Still two weeks ago we turned on the waterfall from the top pond put the fish back in their new home ( considerably larger than the old one) re-planted the Water Iris
and purchased water lettuce and water hyacinths.
As the water and outside temperature heated up so have the goldfish , due to their wanting to spawn among the roots of the water hyacinths
My thoughts, as I watch this race of procreation on the surface of my pond , the returning frogs with their mating call , dragonfly dances, birds bathing and sharing a splash about and cascading water tumbling over mossy rocks, I can’t help but wonder why in “Brit” to be equated to pond life is such a derogatory term -after all looks pretty inviting to me
A worthless or contemptible person or group.
This is a British term which originated in the late 1980s. It is sometimes spelled without the hyphen, as a single word. Clearly the term is derogatory in its comparison of someone with the invertebrates and insects that are found in garden ponds. The first example that I can find of it in print is from the UK film magazine Empire, September 1989:
“Hollywood’s hottest execs: either you’re in or you’re pondlife.”

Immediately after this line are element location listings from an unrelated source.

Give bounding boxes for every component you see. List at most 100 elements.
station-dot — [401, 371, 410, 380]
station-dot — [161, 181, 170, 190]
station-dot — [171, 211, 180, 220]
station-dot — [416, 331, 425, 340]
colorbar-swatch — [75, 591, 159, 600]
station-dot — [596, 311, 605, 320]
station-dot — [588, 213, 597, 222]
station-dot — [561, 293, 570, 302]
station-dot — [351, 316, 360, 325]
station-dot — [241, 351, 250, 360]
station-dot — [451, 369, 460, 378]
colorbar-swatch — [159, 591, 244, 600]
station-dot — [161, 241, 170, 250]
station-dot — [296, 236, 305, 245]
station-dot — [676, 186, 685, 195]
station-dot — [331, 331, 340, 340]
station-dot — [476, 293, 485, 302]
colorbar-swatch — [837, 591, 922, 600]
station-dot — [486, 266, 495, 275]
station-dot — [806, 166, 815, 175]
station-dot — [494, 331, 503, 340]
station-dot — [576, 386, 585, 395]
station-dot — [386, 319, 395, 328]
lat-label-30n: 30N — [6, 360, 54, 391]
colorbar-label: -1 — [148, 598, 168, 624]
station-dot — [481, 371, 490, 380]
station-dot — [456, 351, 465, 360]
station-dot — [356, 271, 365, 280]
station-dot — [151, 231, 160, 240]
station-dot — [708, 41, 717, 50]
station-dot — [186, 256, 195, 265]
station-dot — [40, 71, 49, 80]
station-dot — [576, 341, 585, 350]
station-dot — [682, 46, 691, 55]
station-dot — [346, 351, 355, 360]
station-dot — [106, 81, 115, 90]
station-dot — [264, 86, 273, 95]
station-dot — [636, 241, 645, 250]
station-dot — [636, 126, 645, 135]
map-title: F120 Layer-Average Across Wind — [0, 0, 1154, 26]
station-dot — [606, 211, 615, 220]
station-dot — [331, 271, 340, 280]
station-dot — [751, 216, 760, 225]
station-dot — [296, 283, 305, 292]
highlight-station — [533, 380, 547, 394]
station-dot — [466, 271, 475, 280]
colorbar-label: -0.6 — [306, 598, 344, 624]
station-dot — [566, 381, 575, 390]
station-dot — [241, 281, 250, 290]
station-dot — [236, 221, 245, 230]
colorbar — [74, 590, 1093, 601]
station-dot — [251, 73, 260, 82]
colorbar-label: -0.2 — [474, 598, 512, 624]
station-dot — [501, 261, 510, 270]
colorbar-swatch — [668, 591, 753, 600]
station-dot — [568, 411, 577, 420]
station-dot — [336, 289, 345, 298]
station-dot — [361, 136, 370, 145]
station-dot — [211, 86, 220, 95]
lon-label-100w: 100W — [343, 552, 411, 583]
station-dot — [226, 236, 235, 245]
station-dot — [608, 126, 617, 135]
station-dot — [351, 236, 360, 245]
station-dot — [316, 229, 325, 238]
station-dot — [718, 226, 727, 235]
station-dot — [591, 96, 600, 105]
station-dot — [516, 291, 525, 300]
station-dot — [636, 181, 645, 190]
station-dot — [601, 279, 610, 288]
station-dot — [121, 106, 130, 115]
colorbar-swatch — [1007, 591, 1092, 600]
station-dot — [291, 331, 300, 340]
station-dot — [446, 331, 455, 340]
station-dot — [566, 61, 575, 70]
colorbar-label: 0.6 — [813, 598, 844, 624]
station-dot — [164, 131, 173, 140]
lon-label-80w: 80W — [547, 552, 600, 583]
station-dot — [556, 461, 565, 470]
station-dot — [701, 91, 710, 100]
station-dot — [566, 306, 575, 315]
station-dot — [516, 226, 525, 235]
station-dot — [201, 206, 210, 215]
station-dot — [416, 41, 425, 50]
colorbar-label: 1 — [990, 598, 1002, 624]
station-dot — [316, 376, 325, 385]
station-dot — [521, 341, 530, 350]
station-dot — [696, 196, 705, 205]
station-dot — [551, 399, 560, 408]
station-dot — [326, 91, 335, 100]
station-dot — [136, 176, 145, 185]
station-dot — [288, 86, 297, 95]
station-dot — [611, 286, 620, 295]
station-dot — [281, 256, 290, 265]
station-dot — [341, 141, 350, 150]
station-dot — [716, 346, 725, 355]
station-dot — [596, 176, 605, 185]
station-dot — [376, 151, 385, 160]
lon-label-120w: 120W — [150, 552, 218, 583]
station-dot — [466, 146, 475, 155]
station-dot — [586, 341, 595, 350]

‘Pond life’ is at least a little further up the evolutionary chain than the equivalent US insult – ‘pond scum’. If the earliest sources that I have are accurate – and they may be superseded of course – the US version marginally pre-dates ‘pond life’. The earliest citation I’ve found for ‘pond scum’ in this context is from a May 1984 edition of The Washington Post:
“The man I loved is no more than pond scum to me now.”